Wednesday 19 December 2012

The paradox of blessedness


Mary Visits Elizabeth
 
39At that time Mary got ready and hurried to a town in the hill country of Judea, 40where she entered Zechariah's home and greeted Elizabeth. 41When Elizabeth heard Mary's greeting, the baby leaped in her womb, and Elizabeth was filled with the Holy Spirit. 42In a loud voice she exclaimed: "Blessed are you among women, and blessed is the child you will bear! 43But why am I so favoured, that the mother of my Lord should come to me? 44As soon as the sound of your greeting reached my ears, the baby in my womb leaped for joy. 45Blessed is she who has believed that what the Lord has said to her will be accomplished!"


William Barclay discribes this passage as as a "lyrical song on the blessedness of Mary". In the life of Mary we see the paradox of blessedness. Mary was granted the blessedness of being the mother of Jesus, the Son of God. And her heart
was filled with a wonderful, trembling joy at such a great privilege. Yet that privilege and that blessedness was to be the sword to pierce her heart. It meant that one day she would see her son hanging on a cross.


To be chosen by God so often means at one and the same time a crown of joy and a cross of sorrow. I suppose brother that the piercing truth is that God does not choose us for a life of ease and comfort but for a task that will take all that the task throws at us - good or bad. God chooses us in order to use us. When Joan of Arc knew that her time was short she prayed, "I shall only last a year; use me as you can." When that is realised, the sorrows and hardships that serving God may bring are not matters for complaining; they are our glory, because all of it is endured for God.

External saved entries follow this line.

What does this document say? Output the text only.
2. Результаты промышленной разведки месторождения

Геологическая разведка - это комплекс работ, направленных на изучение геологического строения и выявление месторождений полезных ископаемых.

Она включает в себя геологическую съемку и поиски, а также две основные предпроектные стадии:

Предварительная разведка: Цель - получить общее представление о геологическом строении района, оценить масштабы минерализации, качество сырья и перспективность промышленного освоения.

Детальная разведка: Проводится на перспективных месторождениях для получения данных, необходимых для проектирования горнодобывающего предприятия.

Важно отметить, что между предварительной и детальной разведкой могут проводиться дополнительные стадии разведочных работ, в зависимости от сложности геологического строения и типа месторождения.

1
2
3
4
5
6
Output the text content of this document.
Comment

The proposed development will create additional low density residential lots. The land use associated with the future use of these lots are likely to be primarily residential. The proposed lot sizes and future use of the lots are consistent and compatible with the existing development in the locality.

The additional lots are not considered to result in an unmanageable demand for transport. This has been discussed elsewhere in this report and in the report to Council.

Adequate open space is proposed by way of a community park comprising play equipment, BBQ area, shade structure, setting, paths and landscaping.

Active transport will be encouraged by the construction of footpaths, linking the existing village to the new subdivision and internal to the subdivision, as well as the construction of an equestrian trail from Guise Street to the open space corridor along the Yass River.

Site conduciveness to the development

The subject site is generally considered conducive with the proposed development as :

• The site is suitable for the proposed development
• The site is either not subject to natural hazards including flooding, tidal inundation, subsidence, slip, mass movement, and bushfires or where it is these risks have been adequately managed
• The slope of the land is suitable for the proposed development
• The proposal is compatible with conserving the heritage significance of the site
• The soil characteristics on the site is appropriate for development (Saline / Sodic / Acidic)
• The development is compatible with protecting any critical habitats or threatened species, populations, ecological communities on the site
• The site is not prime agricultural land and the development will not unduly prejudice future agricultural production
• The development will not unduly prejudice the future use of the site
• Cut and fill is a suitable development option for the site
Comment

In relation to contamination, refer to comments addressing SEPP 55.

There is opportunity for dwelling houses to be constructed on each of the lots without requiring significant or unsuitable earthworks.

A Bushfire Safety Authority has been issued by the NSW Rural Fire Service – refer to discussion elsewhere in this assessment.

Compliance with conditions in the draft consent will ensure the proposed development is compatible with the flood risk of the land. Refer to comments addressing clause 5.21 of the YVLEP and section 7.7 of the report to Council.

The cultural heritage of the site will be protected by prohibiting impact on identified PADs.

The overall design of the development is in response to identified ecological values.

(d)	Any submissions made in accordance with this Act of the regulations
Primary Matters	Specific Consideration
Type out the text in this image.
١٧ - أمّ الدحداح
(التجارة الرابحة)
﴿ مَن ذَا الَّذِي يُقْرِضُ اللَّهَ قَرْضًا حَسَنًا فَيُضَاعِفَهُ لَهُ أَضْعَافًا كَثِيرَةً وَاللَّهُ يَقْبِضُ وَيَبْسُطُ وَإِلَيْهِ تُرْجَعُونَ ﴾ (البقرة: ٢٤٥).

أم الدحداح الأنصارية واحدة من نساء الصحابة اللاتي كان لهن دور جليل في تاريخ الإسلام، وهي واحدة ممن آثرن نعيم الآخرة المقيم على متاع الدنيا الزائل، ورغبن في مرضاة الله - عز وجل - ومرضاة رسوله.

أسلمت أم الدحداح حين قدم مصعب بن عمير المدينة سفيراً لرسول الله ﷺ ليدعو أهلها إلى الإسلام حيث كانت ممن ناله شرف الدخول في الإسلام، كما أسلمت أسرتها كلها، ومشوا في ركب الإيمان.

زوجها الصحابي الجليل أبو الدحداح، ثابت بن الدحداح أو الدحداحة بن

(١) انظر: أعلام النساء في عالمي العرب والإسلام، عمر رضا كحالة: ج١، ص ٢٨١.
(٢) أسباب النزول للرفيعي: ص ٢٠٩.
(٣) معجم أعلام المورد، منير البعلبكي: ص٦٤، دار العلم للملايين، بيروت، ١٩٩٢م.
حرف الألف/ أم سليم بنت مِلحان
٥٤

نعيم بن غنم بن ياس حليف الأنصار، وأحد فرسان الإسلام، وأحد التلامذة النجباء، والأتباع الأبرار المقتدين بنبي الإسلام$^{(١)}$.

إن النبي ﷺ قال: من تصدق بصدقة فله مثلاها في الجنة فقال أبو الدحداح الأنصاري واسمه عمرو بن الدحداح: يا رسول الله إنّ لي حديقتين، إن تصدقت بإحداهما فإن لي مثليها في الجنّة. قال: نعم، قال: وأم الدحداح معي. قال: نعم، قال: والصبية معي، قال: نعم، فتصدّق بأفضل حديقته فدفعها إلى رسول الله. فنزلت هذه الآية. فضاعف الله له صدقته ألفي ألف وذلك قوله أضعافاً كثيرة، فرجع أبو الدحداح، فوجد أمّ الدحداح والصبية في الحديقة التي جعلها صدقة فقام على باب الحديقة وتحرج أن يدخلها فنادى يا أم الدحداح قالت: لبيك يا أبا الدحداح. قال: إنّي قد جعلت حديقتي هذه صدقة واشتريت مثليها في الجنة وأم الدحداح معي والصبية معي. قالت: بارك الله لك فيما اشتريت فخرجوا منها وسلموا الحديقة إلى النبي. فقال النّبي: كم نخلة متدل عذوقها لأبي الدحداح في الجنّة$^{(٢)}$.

This paradox of blessedness is something we do not often think about. We instinctively think that when bad things happen, God has abandoned us or our faith has let us down. Dear old William Barclay tells of when Richard Cameron, the Covenanter, was caught by the Dragoons. They killed him. He had beautiful hands and they cut them off and sent them to his father with a message asking if he recognised them. “They are my son’s” he said. “my own dear son’s. Good is the will of the Lord who can never wrong me or mine.”


The shadows of life were lit by the sense that they too were in the plan of God. A great Spanish saint prayed for his people, “May God deny you peace and give you glory”. A great modern preacher said, “Jesus Christ came not to make life easy but to make men great.” “It is the paradox of blessedness”, says Barclay, “that it confers on a person at one and the same time the greatest joy and the greatest task in all the world”.


Then we move to the passage which has become one of the great hymns of the church – the Magnificat. It is full, saturated with the Old Testament; it’s a bit like Hannah’s song of praise in 1 Samuel 2:1-10. Brother, we know that some people still say that religion is the opiate of the people; but, as Stanley Jones said, “the Magnificat is the most revolutionary document in the world.”

It speaks of the three revolutions of God.
1. He has scattered those who are proud in their inmost thoughts. That is a moral revolution. Our faith means that we must put pride to death, difficult as that is. When we put our lives beside Jesus’ life it sucks the last vestiges of pride from us. Barclay mentions a short story by O. Henry about a boy who was brought up in a village. In school he used to sit beside a girl and they were fond of each other. Then he went into the city and fell into evil ways. He became a pickpocket and a petty thief. One day he snatched an old lady’s purse. It was clever work and he was pleased. And then he saw coming down the street the girl whom he used to know, still sweet with the radiance of innocence. Suddenly he saw himself for the cheap, vile person he was. Burning with shame, he leaned his head against the cool iron of a lamp standard. “God”, he said, “I wish I could die.” He saw himself. Jesus Christ enables us to see ourselves as we really are and it is the deathblow to pride. The moral revolution has begun.
The next revolution in the Magnificat is referred to in the phrase, "He has brought down rulers from their thrones but has lifted up the humble." That is a social revolution. Christianity puts an end to the world's labels and prestige. Barclay tells of Muretus, a wandering scholar in the Middle Ages. He was poor. In an Italian town he took ill and was taken to a hospital for waifs and strays. The doctors were discussing his case in Latin, never dreaming he could understand. They suggested that since he was such a worthless wanderer they might use him for medical experiments. He looked up and answered them in Latin, "Call no one worthless for whom Christ died."

 Brother, when we are reminded of what Jesus Christ has done for us it is no longer possible to speak about class distinctions. All distinctions have gone.
  
The final revolution in the Magnificat is contained in the words " He has filled the hungry with good things but has sent the rich away empty." This is an economic revolution. A Christian society should be the kind of place where no-one dares to have too much while others have to little. I wish I was more like that than I am. There is a loveliness in the Magnificat but there is also power - dynamite! Our Christian faith should trigger a revolution in each person and in the world but too often we loose sight of that message and get caught up in the daily grind of answering emails and attending meetings!